My heart is filled with joy! There is no way we can repay God for all His goodness to us, but we can do what the psalmist declares in the verses cited above. Today, I invite you to fill your cup with Jesus’ blessings and to vow, along with me, to be a living testimony of thanksgiving and gratitude for who God is and what He has done for us!
A Hospitable Heart
Fall season has arrived, and I have decorated my house with touches of autumn colors. The house is filled with the sweet smell of pumpkin spice. To celebrate the start of the season, I have invited friends for dinner, and I want to make sure they feel welcomed and loved. The house is spotless, and the food is going to be delicious. I am looking forward to the conversations and the laughter that I’m pretty sure many of them will cause.
Opening the doors of our homes to others can bring so much joy into our lives. We get to open our hearts and show the love of Christ by serving others. But as much as we might love and treasure these moments, I can’t help but wonder how many times we may have missed extending the invitation to our homes to a stranger. Now, a stranger doesn’t necessarily have to be someone we do not know. That stranger could be someone who we may not have a close relationship with such as a coworker, a neighbor, or even someone from our own church. Those people are not usually the ones found on our guests lists. The reality is, we might become exclusive instead of inclusive and may not necessarily put into practice loving on those who might need it the most. By doing this, we limit ourselves from showing others what it truly means to have a heart like Jesus. He loves the stranger. We must embrace what has been commanded in Leviticus 19:18, which is that we must “Love [our] neighbor and the stranger as [ourselves].” But the reality is that many times we are not necessarily willing to do so.
Welcoming a stranger into our homes could take many forms—making a genuine effort to lend an ear to someone who needs prayer and/or words of encouragement, making them feel loved and accepted is a good example. A few months ago, I had the privilege of ministering at a retreat to a group of about 40 women in Guadalajara, Mexico. They were all strangers to me as well as I was to them. Standing in front of them and sharing the hope found in Jesus was a beautiful experience. I could’ve easily retreated to my room after each session, but I could sense that a few of them wanted to have some one-on-one time with me. I know of many instances in which I have purposedly come up with excuses to avoid these encounters with people I do not know. I thank the Holy Spirit for not letting me pull these women away from me. Instead, He allowed me to open my heart and invite these ladies in. The opportunity to share a spiritual meal with them filled both their hearts and mine.

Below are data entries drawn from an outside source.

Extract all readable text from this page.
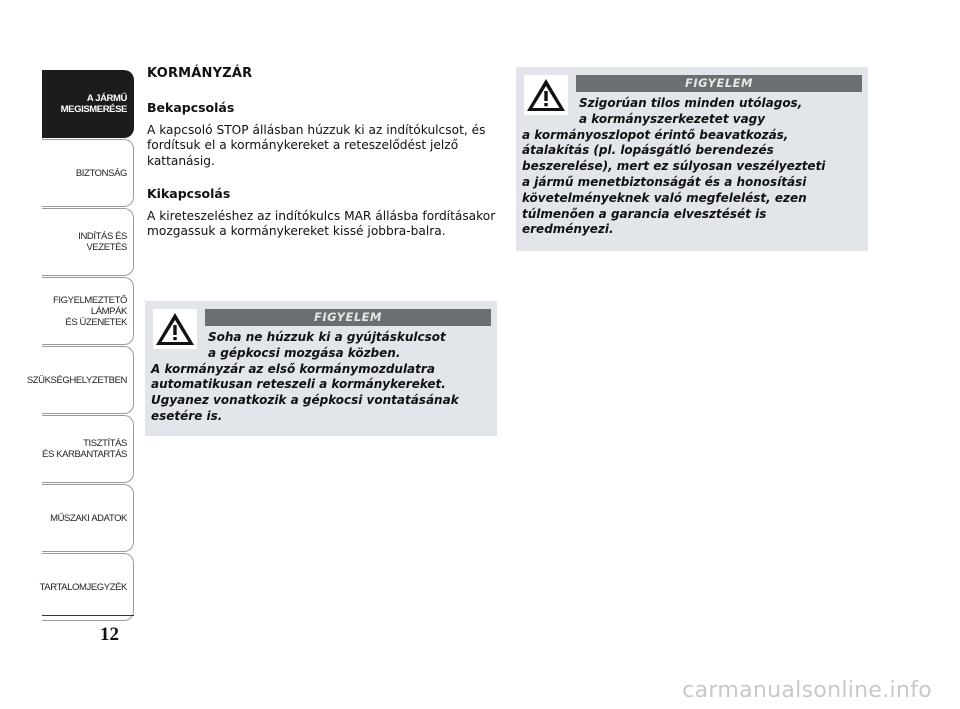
A JÁRMŰ
MEGISMERÉSE
BIZTONSÁG
INDÍTÁS ÉS VEZETÉS
FIGYELMEZTETŐ
LÁMPÁK
ÉS ÜZENETEK
SZÜKSÉGHELYZETBEN
TISZTÍTÁS
ÉS KARBANTARTÁS
MŰSZAKI ADATOK
TARTALOMJEGYZÉK
12
KORMÁNYZÁR
Bekapcsolás

A kapcsoló STOP állásban húzzuk ki az indítókulcsot, és fordítsuk el a kormánykereket a reteszelődést jelző kattanásig.

Kikapcsolás

A kireteszeléshez az indítókulcs MAR állásba fordításakor mozgassuk a kormánykereket kissé jobbra-balra.

FIGYELEM
Soha ne húzzuk ki a gyújtáskulcsot
a gépkocsi mozgása közben.
A kormányzár az első kormánymozdulatra
automatikusan reteszeli a kormánykereket.
Ugyanez vonatkozik a gépkocsi vontatásának
esetére is.
FIGYELEM
Szigorúan tilos minden utólagos,
a kormányszerkezetet vagy
a kormányoszlopot érintő beavatkozás,
átalakítás (pl. lopásgátló berendezés
beszerelése), mert ez súlyosan veszélyezteti
a jármű menetbiztonságát és a honosítási
követelményeknek való megfelelést, ezen
túlmenően a garancia elvesztését is
eredményezi.
carmanualsonline.info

We have been created and designed to love and to leave footprints in the lives of those we encounter at one point or another in our lives. This calls for a willingness to welcome those who may be different than us or who we don’t have a close relationship with into our circle. It means opening the doors of our hearts to allow others in. In Matthew 25:35, Jesus puts Himself at the level of those who we might consider strangers. His desire is for us not to limit that for what we’ve been called to do within a certain demographic, but rather, to get out of our comfort zone, follow His example of love and acceptance of those who we think are strangers to us. If we take that to heart, it will become second nature to show kindness and God’s love when welcoming not only our own, but those who we will encounter in our path.
The more I ponder on this, the more I am convinced that a hospitable heart is about making room in my heart for unexpected guests. The connections and opportunities to be witnesses of God’s grace could be endless.